How many times should I listen to one audio file over again to improve my listening skill?

Hi, everyone. I am 30-year-old Japanese male who joined LingQ yesteday. I joined LingQ because I agreed with what Mr. Steve Kaufmann said on YouTube. By chance I watched the video about how we learn new language. I was very lucky to watch it. I think that listening to and reading what we are interested in, what we think useful, what is related to our every day real life, or what is happening in real world as much as possible over again is very important at the early stage when you start to learn other language. Today, I want everyone to tell me your advice or opinion about how many times we should listen to one audio file over again or how many times you listen to one everyday actually. What is the indication or the yardstick that we can or should end to listen to the file and move on to the new file.

This subject was the topic of a further discussion. Look here: How Many Times Is Enough? - Language Forum @ LingQ

Dear VeraI

Thank you very much for noticing me that there’s already similar subject.
I will take the next file if I get bored.
Also I’d like to go forward and backward as I want to.

I listen until I understand about 75% or until I get bored. The brain needs repetition but also needs novelty.

Dear Steve

Thank you very much for your information.
Your opinion on Youtube that I don’t need to understand everything, or I cannot understand everything at the early stage when I learn other language, and it is OK if I understand about 60-70% helped me to have courage or motivation to restart and continue learning English.

I used to and tended to stop learning English many times when I got sick of English because I cannot understand English perfectly, especially l cannot listen to the content spoken in English. I can read English to some extent because the words on the paper or on the screen don’t disappear. But I tended to get frustrated with and despair of my poor listening skill when I cannot listen to the content fully at one time. I also tended to despair of my English skill, and get sick of and quit learning English when I cannot understand what I can understand easily in Japanese.

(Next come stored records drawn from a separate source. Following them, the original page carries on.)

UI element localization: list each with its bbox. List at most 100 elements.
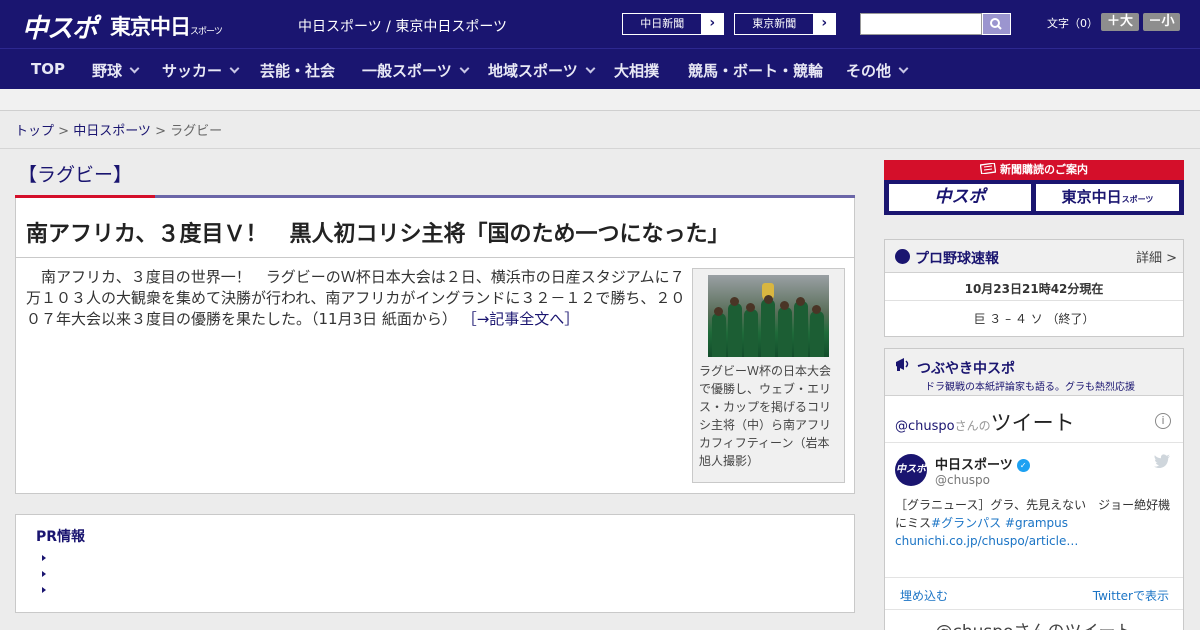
tweet-author-name: 中日スポーツ (935, 458, 1013, 473)
view-on-twitter-link[interactable]: Twitterで表示 (1093, 587, 1169, 604)
pr-title: PR情報 (36, 529, 86, 545)
chuspo-logo[interactable]: 中スポ (22, 8, 98, 45)
tokyo-chunichi-logo-text: 東京中日 (110, 15, 191, 39)
tweet-link[interactable]: chunichi.co.jp/chuspo/article… (895, 534, 1078, 548)
twitter-bird-icon[interactable] (1154, 454, 1171, 468)
player-head-shape (780, 301, 789, 310)
bullet-icon (42, 555, 46, 561)
tokyo-chunichi-subscribe-logo-sub: スポーツ (1121, 195, 1154, 204)
nav-item-entertainment[interactable]: 芸能・社会 (260, 60, 335, 81)
category-title: 【ラグビー】 (18, 164, 133, 186)
article-photo[interactable] (708, 275, 829, 357)
chevron-down-icon (229, 63, 240, 74)
tokyo-chunichi-subscribe-logo[interactable]: 東京中日スポーツ (1035, 183, 1180, 212)
article-photo-box: ラグビーＷ杯の日本大会で優勝し、ウェブ・エリス・カップを掲げるコリシ主将（中）ら… (692, 268, 845, 483)
font-size-increase-button[interactable]: ＋大 (1101, 13, 1139, 31)
player-shape (761, 299, 775, 357)
player-shape (794, 301, 808, 357)
divider (16, 257, 854, 258)
baseball-scores-widget: プロ野球速報 詳細 > 10月23日21時42分現在 巨 ３ – ４ ソ （終了… (884, 239, 1184, 337)
avatar[interactable]: 中スポ (895, 454, 927, 486)
tweet-hashtag[interactable]: #grampus (1001, 516, 1068, 530)
photo-caption: ラグビーＷ杯の日本大会で優勝し、ウェブ・エリス・カップを掲げるコリシ主将（中）ら… (699, 364, 832, 468)
chunichi-shimbun-label: 中日新聞 (640, 17, 685, 30)
player-shape (744, 309, 758, 357)
info-icon[interactable]: i (1155, 413, 1171, 429)
divider (885, 300, 1183, 301)
twitter-handle-san: さんの (954, 419, 991, 433)
twitter-handle[interactable]: @chuspo (895, 419, 955, 434)
nav-item-label: その他 (846, 62, 892, 80)
nav-item-label: 芸能・社会 (260, 62, 336, 80)
nav-item-racing[interactable]: 競馬・ボート・競輪 (688, 60, 823, 81)
sub-bar (0, 89, 1200, 111)
breadcrumb-top-link[interactable]: トップ (15, 124, 54, 139)
article-card: 南アフリカ、３度目Ｖ！ 黒人初コリシ主将「国のため一つになった」 南アフリカ、３… (15, 198, 855, 494)
nav-item-soccer[interactable]: サッカー (162, 60, 240, 81)
divider (0, 148, 1200, 149)
player-head-shape (796, 297, 805, 306)
tokyo-chunichi-subscribe-logo-text: 東京中日 (1061, 188, 1122, 206)
chevron-down-icon (898, 63, 909, 74)
nav-item-local-sports[interactable]: 地域スポーツ (488, 60, 596, 81)
divider (885, 442, 1183, 443)
site-header: 中スポ 東京中日スポーツ 中日スポーツ / 東京中日スポーツ 中日新聞 › 東京… (0, 0, 1200, 48)
chevron-down-icon (459, 63, 470, 74)
baseball-timestamp: 10月23日21時42分現在 (964, 282, 1104, 296)
baseball-widget-title: プロ野球速報 (915, 251, 999, 267)
tweet-hashtag[interactable]: #グランパス (931, 516, 1001, 530)
breadcrumb-separator: > (150, 124, 171, 139)
tokyo-shimbun-label: 東京新聞 (752, 17, 797, 30)
tokyo-shimbun-button[interactable]: 東京新聞 › (734, 13, 836, 35)
main-nav: TOP 野球 サッカー 芸能・社会 一般スポーツ 地域スポーツ 大相撲 競馬・ボ… (0, 48, 1200, 89)
bullet-icon (42, 571, 46, 577)
search-button[interactable] (982, 13, 1011, 35)
subscription-banner-title: 新聞購読のご案内 (1000, 163, 1088, 176)
divider (885, 609, 1183, 610)
breadcrumb-section-link[interactable]: 中日スポーツ (73, 124, 151, 139)
read-more-link[interactable]: ［→記事全文へ］ (462, 310, 580, 328)
subscription-banner[interactable]: 新聞購読のご案内 中スポ 東京中日スポーツ (884, 160, 1184, 215)
embed-link[interactable]: 埋め込む (900, 587, 948, 604)
twitter-bottom-title: @chuspoさんのツイート (885, 617, 1183, 630)
player-shape (712, 313, 726, 357)
twitter-widget-title: つぶやき中スポ (917, 361, 1015, 377)
font-size-decrease-button[interactable]: －小 (1143, 13, 1180, 31)
subscription-banner-header: 新聞購読のご案内 (884, 160, 1184, 180)
chevron-down-icon (129, 63, 140, 74)
baseball-score[interactable]: 巨 ３ – ４ ソ （終了） (885, 310, 1183, 327)
breadcrumb-separator: > (54, 124, 74, 139)
baseball-detail-link[interactable]: 詳細 > (1136, 247, 1177, 266)
tokyo-chunichi-logo-sub: スポーツ (190, 27, 223, 37)
nav-item-top[interactable]: TOP (31, 60, 65, 78)
nav-item-other[interactable]: その他 (846, 60, 909, 81)
nav-item-sumo[interactable]: 大相撲 (614, 60, 659, 81)
tokyo-chunichi-logo[interactable]: 東京中日スポーツ (110, 11, 223, 41)
nav-item-general-sports[interactable]: 一般スポーツ (362, 60, 470, 81)
tweet-username[interactable]: @chuspo (935, 473, 990, 487)
nav-item-baseball[interactable]: 野球 (92, 60, 140, 81)
tweet-text: ［グラニュース］グラ、先見えない ジョー絶好機にミス#グランパス #grampu… (895, 496, 1180, 550)
twitter-widget-subtitle: ドラ観戦の本紙評論家も語る。グラも熱烈応援 (925, 382, 1135, 393)
baseball-widget-header: プロ野球速報 詳細 > (885, 240, 1183, 273)
player-head-shape (812, 305, 821, 314)
chunichi-shimbun-button[interactable]: 中日新聞 › (622, 13, 724, 35)
newspaper-icon (979, 162, 997, 175)
search-input[interactable] (860, 13, 982, 35)
breadcrumb: トップ > 中日スポーツ > ラグビー (15, 120, 222, 139)
verified-badge-icon: ✓ (1016, 459, 1030, 472)
player-head-shape (714, 307, 723, 316)
megaphone-icon (896, 358, 909, 371)
article-headline[interactable]: 南アフリカ、３度目Ｖ！ 黒人初コリシ主将「国のため一つになった」 (26, 216, 730, 248)
player-head-shape (746, 303, 755, 312)
nav-item-label: 野球 (92, 62, 123, 80)
chuspo-subscribe-logo[interactable]: 中スポ (888, 183, 1032, 212)
nav-item-label: 大相撲 (614, 62, 660, 80)
twitter-handle-line: @chuspoさんのツイート (895, 407, 1075, 437)
site-links[interactable]: 中日スポーツ / 東京中日スポーツ (298, 16, 507, 36)
bullet-icon (42, 587, 46, 593)
tweet-author[interactable]: 中日スポーツ ✓ (935, 454, 1030, 473)
font-size-label: 文字（0） (1047, 17, 1098, 30)
nav-item-label: 地域スポーツ (488, 62, 578, 80)
player-head-shape (730, 297, 739, 306)
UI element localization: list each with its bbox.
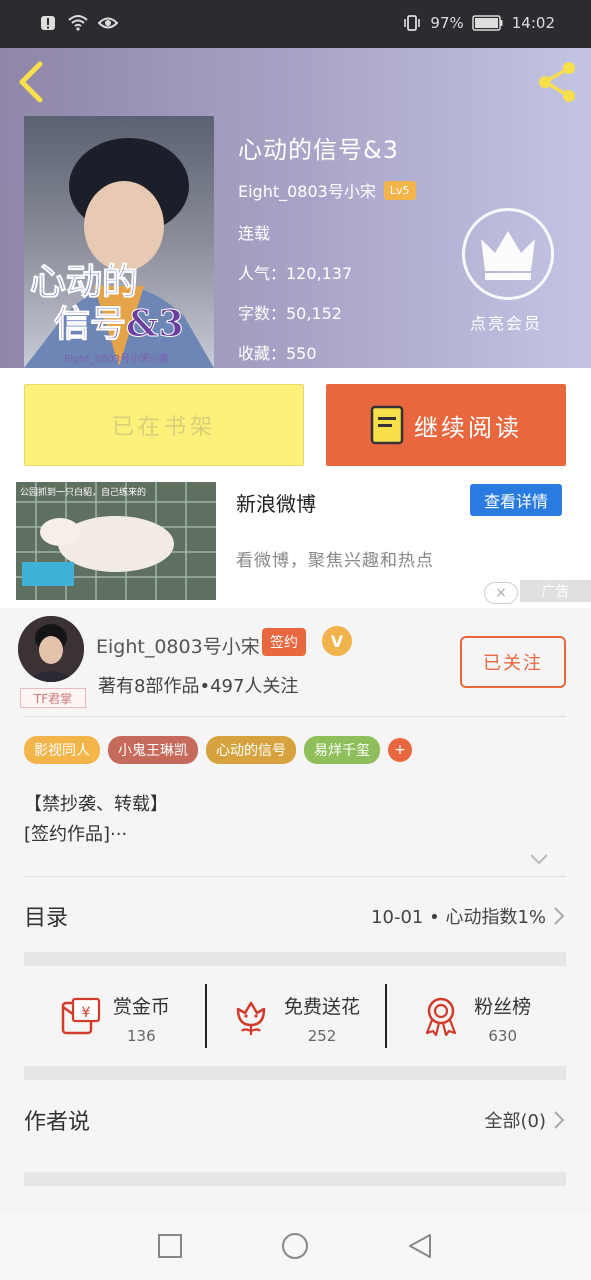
battery-icon [472, 15, 503, 31]
chevron-down-icon[interactable] [528, 850, 550, 868]
stat-flower[interactable]: 免费送花 252 [204, 982, 386, 1054]
verified-badge: V [322, 626, 352, 656]
continue-reading-label: 继续阅读 [414, 413, 522, 442]
author-says-label: 作者说 [24, 1110, 91, 1135]
author-name[interactable]: Eight_0803号小宋 [96, 632, 260, 659]
follow-button[interactable]: 已关注 [460, 636, 566, 688]
status-bar: 97% 14:02 [0, 0, 591, 48]
vibrate-icon [404, 15, 421, 31]
catalog-label: 目录 [24, 906, 69, 931]
back-nav-icon[interactable] [406, 1232, 434, 1260]
stat-value: 136 [127, 1026, 156, 1045]
add-tag-button[interactable]: + [388, 738, 412, 762]
stat-label: 免费送花 [284, 995, 361, 1018]
tag-chip[interactable]: 小鬼王琳凯 [108, 736, 198, 764]
separator-band [24, 1172, 566, 1186]
divider [24, 876, 566, 877]
ad-label: 广告 [520, 580, 591, 602]
author-section: TF君掌 Eight_0803号小宋 签约 V 著有8部作品•497人关注 已关… [0, 610, 591, 1210]
crown-icon [481, 231, 535, 280]
book-icon [370, 405, 404, 445]
cover-title-line2: 信号&3 [54, 303, 185, 345]
ad-banner[interactable]: 公园抓到一只白貂，自己练来的 新浪微博 查看详情 看微博，聚焦兴趣和热点 × 广… [0, 482, 591, 608]
favorites-count: 收藏：550 [238, 344, 317, 363]
serial-status: 连载 [238, 224, 271, 243]
description-line2: [签约作品]··· [24, 824, 128, 845]
support-stats: ¥ 赏金币 136 免费送花 252 粉丝榜 630 [24, 982, 566, 1054]
author-says-row[interactable]: 作者说 全部(0) [24, 1100, 566, 1140]
ad-image[interactable]: 公园抓到一只白貂，自己练来的 [16, 482, 216, 600]
vip-label[interactable]: 点亮会员 [470, 310, 542, 334]
stat-label: 粉丝榜 [474, 995, 532, 1018]
flower-icon [230, 995, 272, 1041]
ad-title: 新浪微博 [236, 492, 316, 516]
red-envelope-icon: ¥ [59, 995, 101, 1041]
avatar[interactable] [18, 616, 84, 682]
catalog-row[interactable]: 目录 10-01 • 心动指数1% [24, 896, 566, 936]
divider [24, 716, 566, 717]
book-cover[interactable]: 心动的 信号&3 Eight_0803号小宋◎著 [24, 116, 214, 368]
stat-medal[interactable]: 粉丝榜 630 [385, 982, 566, 1054]
tag-chip[interactable]: 心动的信号 [206, 736, 296, 764]
fan-badge: TF君掌 [20, 688, 86, 708]
author-name-link[interactable]: Eight_0803号小宋 [238, 178, 376, 202]
action-bar: 已在书架 继续阅读 [0, 368, 591, 482]
tag-chip[interactable]: 易烊千玺 [304, 736, 380, 764]
stat-red-envelope[interactable]: ¥ 赏金币 136 [24, 982, 205, 1054]
stat-value: 630 [488, 1026, 517, 1045]
chevron-right-icon [554, 907, 565, 925]
stat-label: 赏金币 [112, 995, 170, 1018]
wifi-icon [68, 15, 88, 31]
author-says-count: 全部(0) [484, 1111, 547, 1132]
ad-details-button[interactable]: 查看详情 [470, 484, 562, 516]
alert-icon [41, 16, 55, 30]
ad-image-caption: 公园抓到一只白貂，自己练来的 [20, 488, 147, 498]
author-stats: 著有8部作品•497人关注 [98, 676, 299, 697]
tag-list: 影视同人 小鬼王琳凯 心动的信号 易烊千玺 + [24, 736, 412, 764]
system-nav-bar [0, 1212, 591, 1280]
cover-author: Eight_0803号小宋◎著 [64, 354, 169, 365]
separator-band [24, 952, 566, 966]
tag-chip[interactable]: 影视同人 [24, 736, 100, 764]
popularity: 人气：120,137 [238, 264, 353, 283]
stat-value: 252 [307, 1026, 337, 1045]
share-icon[interactable] [535, 60, 579, 104]
chevron-right-icon [554, 1111, 565, 1129]
ad-close-button[interactable]: × [484, 582, 518, 604]
separator-band [24, 1066, 566, 1080]
level-badge: Lv5 [383, 180, 416, 200]
cover-title-line1: 心动的 [29, 261, 139, 303]
book-header: 心动的 信号&3 Eight_0803号小宋◎著 心动的信号&3 Eight_0… [0, 48, 591, 368]
in-shelf-button[interactable]: 已在书架 [24, 384, 304, 466]
vip-button[interactable] [462, 208, 554, 300]
recent-apps-icon[interactable] [156, 1232, 184, 1260]
signed-badge: 签约 [262, 628, 306, 656]
clock: 14:02 [511, 14, 555, 32]
description-line1: 【禁抄袭、转载】 [24, 794, 168, 815]
eye-icon [98, 17, 118, 29]
catalog-latest: 10-01 • 心动指数1% [371, 907, 546, 928]
medal-icon [420, 995, 462, 1041]
battery-percent: 97% [430, 14, 464, 32]
book-title: 心动的信号&3 [238, 136, 399, 164]
svg-text:¥: ¥ [81, 1005, 90, 1021]
continue-reading-button[interactable]: 继续阅读 [326, 384, 566, 466]
back-arrow-icon[interactable] [14, 60, 50, 104]
ad-subtitle: 看微博，聚焦兴趣和热点 [236, 551, 434, 571]
home-icon[interactable] [281, 1232, 309, 1260]
word-count: 字数：50,152 [238, 304, 342, 323]
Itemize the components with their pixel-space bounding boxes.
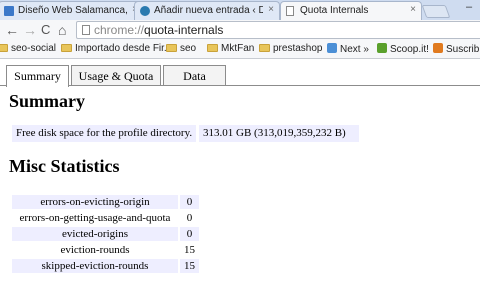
bookmark-label: prestashop (273, 43, 323, 54)
new-tab-button[interactable] (421, 5, 451, 18)
tab-divider (0, 85, 480, 86)
url-scheme: chrome:// (94, 23, 145, 37)
stat-value: 0 (180, 227, 199, 241)
close-tab-icon[interactable]: × (410, 4, 416, 15)
bookmark-next[interactable]: Next » (327, 43, 369, 55)
table-row: evicted-origins 0 (12, 227, 199, 241)
bookmark-label: MktFan (221, 43, 255, 54)
disk-space-value: 313.01 GB (313,019,359,232 B) (199, 125, 359, 142)
bookmark-suscribir[interactable]: Suscribir (433, 43, 480, 55)
folder-icon (61, 44, 72, 52)
tab-strip: Diseño Web Salamanca, P × Añadir nueva e… (0, 0, 480, 20)
wordpress-favicon-icon (140, 6, 150, 16)
forward-arrow-icon[interactable]: → (23, 21, 37, 39)
bookmark-prestashop[interactable]: prestashop (259, 43, 322, 54)
stat-value: 0 (180, 195, 199, 209)
stat-key: errors-on-getting-usage-and-quota (12, 211, 178, 225)
bookmark-scoopit[interactable]: Scoop.it! (377, 43, 429, 55)
bookmark-label: Scoop.it! (390, 44, 429, 55)
folder-icon (166, 44, 177, 52)
tab-usage-quota[interactable]: Usage & Quota (71, 65, 161, 86)
browser-toolbar: ← → C ⌂ chrome://quota-internals (0, 20, 480, 41)
bookmark-mktfan[interactable]: MktFan (207, 43, 254, 54)
browser-tab-quota-internals[interactable]: Quota Internals × (280, 1, 422, 20)
folder-icon (0, 44, 8, 52)
misc-statistics-table: errors-on-evicting-origin 0 errors-on-get… (10, 193, 201, 275)
folder-icon (259, 44, 270, 52)
bookmark-label: Suscribir (446, 44, 480, 55)
browser-tab-diseno-web[interactable]: Diseño Web Salamanca, P × (0, 1, 144, 20)
scoopit-icon (377, 43, 387, 53)
url-text: chrome://quota-internals (94, 23, 223, 37)
bookmark-label: seo (180, 43, 197, 54)
home-icon[interactable]: ⌂ (58, 21, 66, 39)
back-arrow-icon[interactable]: ← (5, 21, 19, 39)
tab-title: Diseño Web Salamanca, P (18, 5, 127, 16)
page-favicon-icon (286, 6, 294, 16)
browser-tab-anadir-entrada[interactable]: Añadir nueva entrada ‹ Di × (134, 1, 280, 20)
table-row: skipped-eviction-rounds 15 (12, 259, 199, 273)
bookmark-importado[interactable]: Importado desde Fir... (61, 43, 172, 54)
bookmark-label: Importado desde Fir... (75, 43, 173, 54)
tab-title: Quota Internals (300, 5, 369, 16)
window-minimize-button[interactable]: – (466, 1, 472, 13)
bookmark-seo-social[interactable]: seo-social (0, 43, 56, 54)
globe-icon (327, 43, 337, 53)
close-tab-icon[interactable]: × (268, 4, 274, 15)
disk-space-label: Free disk space for the profile director… (12, 125, 196, 142)
stat-value: 15 (180, 243, 199, 257)
blogger-favicon-icon (4, 6, 14, 16)
table-row: errors-on-getting-usage-and-quota 0 (12, 211, 199, 225)
table-row: errors-on-evicting-origin 0 (12, 195, 199, 209)
bookmarks-bar: seo-social Importado desde Fir... seo Mk… (0, 41, 480, 59)
url-path: quota-internals (144, 23, 224, 37)
stat-key: evicted-origins (12, 227, 178, 241)
address-bar[interactable]: chrome://quota-internals (76, 21, 480, 39)
summary-heading: Summary (9, 91, 85, 111)
tab-data[interactable]: Data (163, 65, 226, 86)
stat-key: eviction-rounds (12, 243, 178, 257)
reload-icon[interactable]: C (41, 21, 50, 39)
tab-summary[interactable]: Summary (6, 65, 69, 87)
table-row: eviction-rounds 15 (12, 243, 199, 257)
stat-value: 15 (180, 259, 199, 273)
page-content: Summary Usage & Quota Data Summary Free … (0, 59, 480, 282)
stat-value: 0 (180, 211, 199, 225)
rss-icon (433, 43, 443, 53)
page-icon (82, 25, 90, 35)
bookmark-label: seo-social (11, 43, 57, 54)
bookmark-label: Next » (340, 44, 369, 55)
folder-icon (207, 44, 218, 52)
tab-title: Añadir nueva entrada ‹ Di (154, 5, 263, 16)
stat-key: skipped-eviction-rounds (12, 259, 178, 273)
bookmark-seo[interactable]: seo (166, 43, 196, 54)
misc-statistics-heading: Misc Statistics (9, 156, 120, 176)
stat-key: errors-on-evicting-origin (12, 195, 178, 209)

I think that in my case the reason why I quit learning English every time is I study English only for English itself, not for enjoying the content in English. But from now on, I would like to start to improve my English skill step by step from the level at which I am now, using LingQ. I would like to try to enjoy the process in which my English skill gets better. At least, I want to continue to learn English, and try to enjoy the content and get pleasure in English.

I’m sorry that it became long sentences, but anyway I appreciate for LingQ.
LingQ motivated me to learn English again.

how can i good at 4 skills studing english and get good score of toefl ?

As for me, I don’t listen to the same information again and again even if I don’t understand it perfectly. Properly speaking, I listen to most of the information only once. I occasionally listen to some parts again and again when not grabbing some words or idioms.
There are two reasons.
Firstly, I don’t have much time to listen. Radio or TV stations broadcast new information every time while listening to the same one again, ,so I prefer to listen to new one.
Secondly, the brain always needs novelty. I mean, I want to know something new although I don’t figure out the previous information.
All the key words are repeated every day and many unknown proper nouns appears in daily news, so no needs to learn unfamiliar words, I believe the key ones we already know help us guess all the rest. The more we follows, the clearer they are.

It all depends on the language and the stage I’m at. With a new language I may listen dozens of times, up to 100 times or more. But at the same time I’ve returned to what I did a long time ago, that is copying out the lesson text seven times over the course of about 10 days. It helps with understanding the lesson when listening because your brain slowly absorbs the patterns of the language while you are writing. When I’m more advanced, I listen less often, even only once sometimes. With content that I find really interesting I can listen more often; you always discover something that you hadn’t understood the first time round.